La familia de mi abuelo tampoco quería a María Angélica Borghi, ya que sus
padres eran de origen milanés y dueños de media Villa María, provincia de
Córdoba, donde residían ambas familias. Los Borghi consideraban que los
Sessarego no pertenecían a su “condición”. La familia de mi abuelo paterno era
propietaria de una marmolería que llegó a ser muy importante, tiempo después,
en esa ciudad cordobesa. Esa transgresión tuvo su costo. De algún modo, ambos
fueron repudiados por sus respectivas familias y se alejaron de ambas,
recuperando más tarde a sus hermanos. Hace tres años tuve la dicha de conocer a
primos hermanos de mi papá, que son muchos más jóvenes que lo que hoy sería mi
padre. Ellos eran a su vez hijos de hermanos mucho menores que mi abuelo.
Actualmente, todos sentimos mucha felicidad al estar conectados por nuestros
lazos de sangre y de relacionarnos, hoy, con inmenso cariño.
De parte de mi familia
materna también hubo ese tipo de desafíos. Mi bisabuela, Catalina Bataglia,
“sacó carpiendo”, palabras textuales de mi madre, con su fuerte temperamento a
varios hombres mayores que su padre deseaba que fuesen su marido. Entre ellos
un hombre de ¡ 50 años!, con ella de solo 14.
Cata se había enamorado
de Juan Manuel Mallada, un muy buen músico y muy bohemio. Con él se casó contra
viento y marea y tuvieron cuatro hijos, entre ellos a su única hija mujer,
Haydée Mallada, mi abuela materna, por la que llevo su nombre.
Entre mis tíos abuelos
maternos, Andrés hermano de mi abuela Haydée y tío preferido y amado por mi
madre, decidió separarse de su primera mujer con la que había tenido, tres
hijos. Se enamoró ya maduro y se casó o convivió con una mujer divorciada sin
hijos, de nacionalidad francesa, Jeanette, a la que conoció en el casino de Mar
del Plata. Tío Andrés era escribano, pero además era muy jugador, como muchos
de la familia Mallada. Con Jeanette fueron muy felices hasta la muerte de
Andrés a los creo que 55 años. Lo cuento como algo que no fue usual para las
costumbres de las décadas del 40 y 50. Lo que dictaba la “moral y buenas
costumbres” de ese entonces era convivir con la legítima mujer y tener la
amante afuera de casa.
Estos son retazos de historias familiares con
secretos y mentiras ocultos y no tanto. En esta oportunidad, cuento algunos de
los que me relataron en mi familia y la de mi marido.
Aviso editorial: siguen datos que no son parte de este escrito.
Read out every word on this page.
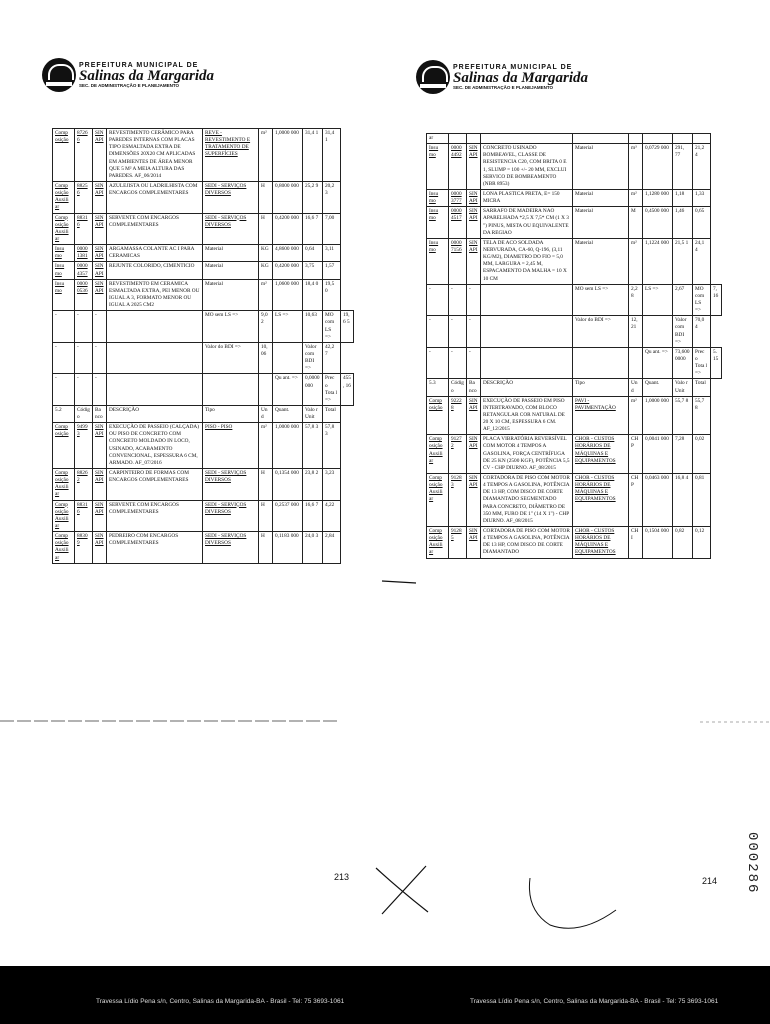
PREFEITURA MUNICIPAL DE
Salinas da Margarida
SEC. DE ADMINISTRAÇÃO E PLANEJAMENTO
PREFEITURA MUNICIPAL DE
Salinas da Margarida
SEC. DE ADMINISTRAÇÃO E PLANEJAMENTO
Comp osição	8726 6	SIN API	REVESTIMENTO CERÂMICO PARA PAREDES INTERNAS COM PLACAS TIPO ESMALTADA EXTRA DE DIMENSÕES 20X20 CM APLICADAS EM AMBIENTES DE ÁREA MENOR QUE 5 M² A MEIA ALTURA DAS PAREDES. AF_06/2014	REVE - REVESTIMENTO E TRATAMENTO DE SUPERFÍCIES	m²	1,0000 000	31,4 1	31,4 1	
Comp osição Auxili ar	8825 6	SIN API	AZULEJISTA OU LADRILHISTA COM ENCARGOS COMPLEMENTARES	SEDI - SERVIÇOS DIVERSOS	H	0,8000 000	25,2 9	20,2 3	
Comp osição Auxili ar	8831 6	SIN API	SERVENTE COM ENCARGOS COMPLEMENTARES	SEDI - SERVIÇOS DIVERSOS	H	0,4200 000	16,6 7	7,00	
Insu mo	0000 1381	SIN API	ARGAMASSA COLANTE AC I PARA CERAMICAS	Material	KG	4,8600 000	0,64	3,11	
Insu mo	0000 4357	SIN API	REJUNTE COLORIDO, CIMENTICIO	Material	KG	0,4200 000	3,75	1,57	
Insu mo	0000 0536	SIN API	REVESTIMENTO EM CERAMICA ESMALTADA EXTRA, PEI MENOR OU IGUAL A 3, FORMATO MENOR OU IGUAL A 2025 CM2	Material	m²	1,0600 000	18,4 0	19,5 0	
-	-	-		MO sem LS =>	9,02	LS =>	10,63	MO com LS =>	19,6 5
-	-	-		Valor do BDI =>	10,06		Valor com BDI =>	42,2 7	
-	-	-				Qu ant. =>	0,0000 000	Prec o Tota l =>	455, 16
5.2	Códig o	Ba nco	DESCRIÇÃO	Tipo	Un d	Quant.	Valo r Unit	Total	
Comp osição	9499 3	SIN API	EXECUÇÃO DE PASSEIO (CALÇADA) OU PISO DE CONCRETO COM CONCRETO MOLDADO IN LOCO, USINADO, ACABAMENTO CONVENCIONAL, ESPESSURA 6 CM, ARMADO. AF_07/2016	PISO - PISO	m²	1,0000 000	57,8 3	57,8 3	
Comp osição Auxili ar	8826 2	SIN API	CARPINTEIRO DE FORMAS COM ENCARGOS COMPLEMENTARES	SEDI - SERVIÇOS DIVERSOS	H	0,1354 000	23,8 2	3,23	
Comp osição Auxili ar	8831 6	SIN API	SERVENTE COM ENCARGOS COMPLEMENTARES	SEDI - SERVIÇOS DIVERSOS	H	0,2537 000	16,6 7	4,22	
Comp osição Auxili ar	8830 9	SIN API	PEDREIRO COM ENCARGOS COMPLEMENTARES	SEDI - SERVIÇOS DIVERSOS	H	0,1183 000	24,0 3	2,84	
ar									
Insu mo	0000 4492	SIN API	CONCRETO USINADO BOMBEAVEL, CLASSE DE RESISTENCIA C20, COM BRITA 0 E 1, SLUMP = 100 +/- 20 MM, EXCLUI SERVICO DE BOMBEAMENTO (NBR 8953)	Material	m³	0,0729 000	291, 77	21,2 4	
Insu mo	0000 3777	SIN API	LONA PLASTICA PRETA, E= 150 MICRA	Material	m²	1,1280 000	1,18	1,33	
Insu mo	0000 4517	SIN API	SARRAFO DE MADEIRA NAO APARELHADA *2,5 X 7,5* CM (1 X 3 ") PINUS, MISTA OU EQUIVALENTE DA REGIAO	Material	M	0,4500 000	1,46	0,65	
Insu mo	0000 7156	SIN API	TELA DE ACO SOLDADA NERVURADA, CA-60, Q-196, (3,11 KG/M2), DIAMETRO DO FIO = 5,0 MM, LARGURA = 2,45 M, ESPACAMENTO DA MALHA = 10 X 10 CM	Material	m²	1,1224 000	21,5 1	24,1 4	
-	-	-		MO sem LS =>	2,28	LS =>	2,67	MO com LS =>	7,16
-	-	-		Valor do BDI =>	12,21		Valor com BDI =>	70,0 4	
-	-	-				Qu ant. =>	73,600 0000	Prec o Tota l =>	5.15
5.3	Códig o	Ba nco	DESCRIÇÃO	Tipo	Un d	Quant.	Valo r Unit	Total	
Comp osição	9222 8	SIN API	EXECUÇÃO DE PASSEIO EM PISO INTERTRAVADO, COM BLOCO RETANGULAR COR NATURAL DE 20 X 10 CM, ESPESSURA 6 CM. AF_12/2015	PAVI - PAVIMENTAÇÃO	m²	1,0000 000	55,7 8	55,7 8	
Comp osição Auxili ar	9127 2	SIN API	PLACA VIBRATÓRIA REVERSÍVEL COM MOTOR 4 TEMPOS A GASOLINA, FORÇA CENTRÍFUGA DE 25 KN (2500 KGF), POTÊNCIA 5,5 CV - CHP DIURNO. AF_08/2015	CHOR - CUSTOS HORÁRIOS DE MÁQUINAS E EQUIPAMENTOS	CH P	0,0041 000	7,28	0,02	
Comp osição Auxili ar	9128 3	SIN API	CORTADORA DE PISO COM MOTOR 4 TEMPOS A GASOLINA, POTÊNCIA DE 13 HP, COM DISCO DE CORTE DIAMANTADO SEGMENTADO PARA CONCRETO, DIÂMETRO DE 350 MM, FURO DE 1" (14 X 1") - CHP DIURNO. AF_08/2015	CHOR - CUSTOS HORÁRIOS DE MÁQUINAS E EQUIPAMENTOS	CH P	0,0463 000	16,8 4	0,81	
Comp osição Auxili ar	9128 5	SIN API	CORTADORA DE PISO COM MOTOR 4 TEMPOS A GASOLINA, POTÊNCIA DE 13 HP, COM DISCO DE CORTE DIAMANTADO	CHOR - CUSTOS HORÁRIOS DE MÁQUINAS E EQUIPAMENTOS	CHI	0,1504 000	0,82	0,12	
213	214 000286
Travessa Lídio Pena s/n, Centro, Salinas da Margarida-BA - Brasil - Tel: 75 3693-1061	Travessa Lídio Pena s/n, Centro, Salinas da Margarida-BA - Brasil - Tel: 75 3693-1061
En la juventud de nuestros bisabuelos y
abuelos, las costumbres dictaban que las parejas casaderas las formaran y arreglaran los padres, sin consentimiento,
especialmente de las mujeres, como “matrimonios por conveniencia”.
Por
suerte, hubo siempre quiénes se rebelaron contra las normas de su época para
ser felices y seguir lo que sus sentimientos movilizaban. Sospecho que en
muchas familias de antaño, hubo circunstancias similares.